Nantes, dans le texte
En premier lieu, on remarquera que, comme le montre le présent exemple, bon nombre des chansons à la dizaine mentionnant la ville de Nantes, énumèrent les filles qui y résident, et notamment les filles à marier, cela va presque sans dire. Il devient alors facile d’affirmer que ce sont avant tout des chansons de mariage et plus précisément, de marches de noces comme on dit dans notre ordinaire langagier d’amateurs plus ou moins éclairés. Mais cette facilité peut se heurter à certains éléments du texte qui peuvent nous amener à nuancer ce qui apparaît alors comme une conclusion hâtive. J’y reviendrai un peu plus loin.
A ma connaissance, Les dix filles à Nantes constitue un motif qui a été décliné sous une demi-douzaine de types, dont celui présenté ici, que je distingue donc en l’affublant du sous-titre « Joli bateau ».
Le vaste monde des chansons énumératives
Toutes les chansons énumératives ne sont pas des chants « à compter » ou « à décompter ». Les chansons à décompter, comme c’est le cas ici, se résument à un couplet figé dont la seule variation est, précisément, apportée au chiffre identifiant chaque couplet. Pour le sous-type « à décompter », cela fonctionne donc un peu comme un compte à rebours. Nombre d’entre elles dénombrent des années (C’est dans dix ans, je m’en irai…), des heures (Voilà dix heures que nous marchons…), des animaux (Mon père a ‘core dix moutons blanc) ou autres, les possibilités sont presque innombrables. Le compte - ou le décompte, donc – constitue la seule altération au fil des couplets, les vers suivants ne subissant aucune modification, à l’instar d’une formule de refrain.
En pays Nantais, l’usage est très majoritairement de décompter (de 10 à 1, donc) mais dans d’autres régions, on trouvera plutôt la forme inverse (de 1 à 10). Un autre usage courant consiste à commencer ou finir au chiffre neuf mais cette forme est trop peu présente en région Nantaise pour être significative.
Pour information – nous aurons sans doute l’occasion d’y revenir dans une prochaine chronique -, il existe d’autres formes de chansons énumératives dont voici celles que j’estime les principales, tout au moins les plus représentatives.
Les chansons « énumératives simples » énumèrent tantôt des vêtements, tantôt des parties du corps ou encore des actions. Là encore, les possibilités sont légion.
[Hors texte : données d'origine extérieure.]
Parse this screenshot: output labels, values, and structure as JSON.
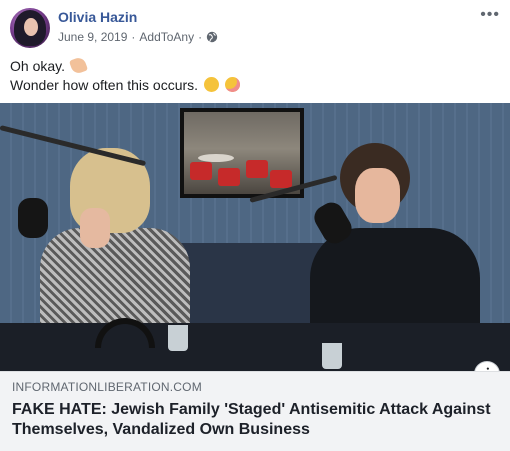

La chanson prend alors la forme d’une liste qui peut s’allonger jusqu’à épuisement des ressources de l’interprète.
Ce qui les distinguent clairement des énumérations en forme de suite logique qui énumèrent des objets ou des étapes qui forment une suite, mais oui, logique. Une progression linéaire cohérente, en quelque sorte. A titre d’exemple, citons la chanson-type Le moine tremblant et la dame (Coirault 09302 / Laforte IV, La-09), dans laquelle le personnage principal - un moine, donc - se présente à la porte de l’hôtesse et parvient, à force de jérémiades, à entrer dans la maison, à souper, à coucher sur place, et plus précisément dans le lit de son hôtesse… La plus célèbre des suites logiques est peut-être La vigne au vin (Coirault 10426 / Laforte IV, Ha-24), qui énumère avec une précision quasi didactique les différentes étapes qui, de la terre à l’estomac, en passant par le cep, la grappe, la cuve, etc, suit parfaitement tout le processus de la fabrication du vin, et de sa consommation ! Bref, on part d’un point « a » pour arriver à un point « b » et tout ce qui se trouve intercalé s’y trouve dans un ordre cohérent et logique.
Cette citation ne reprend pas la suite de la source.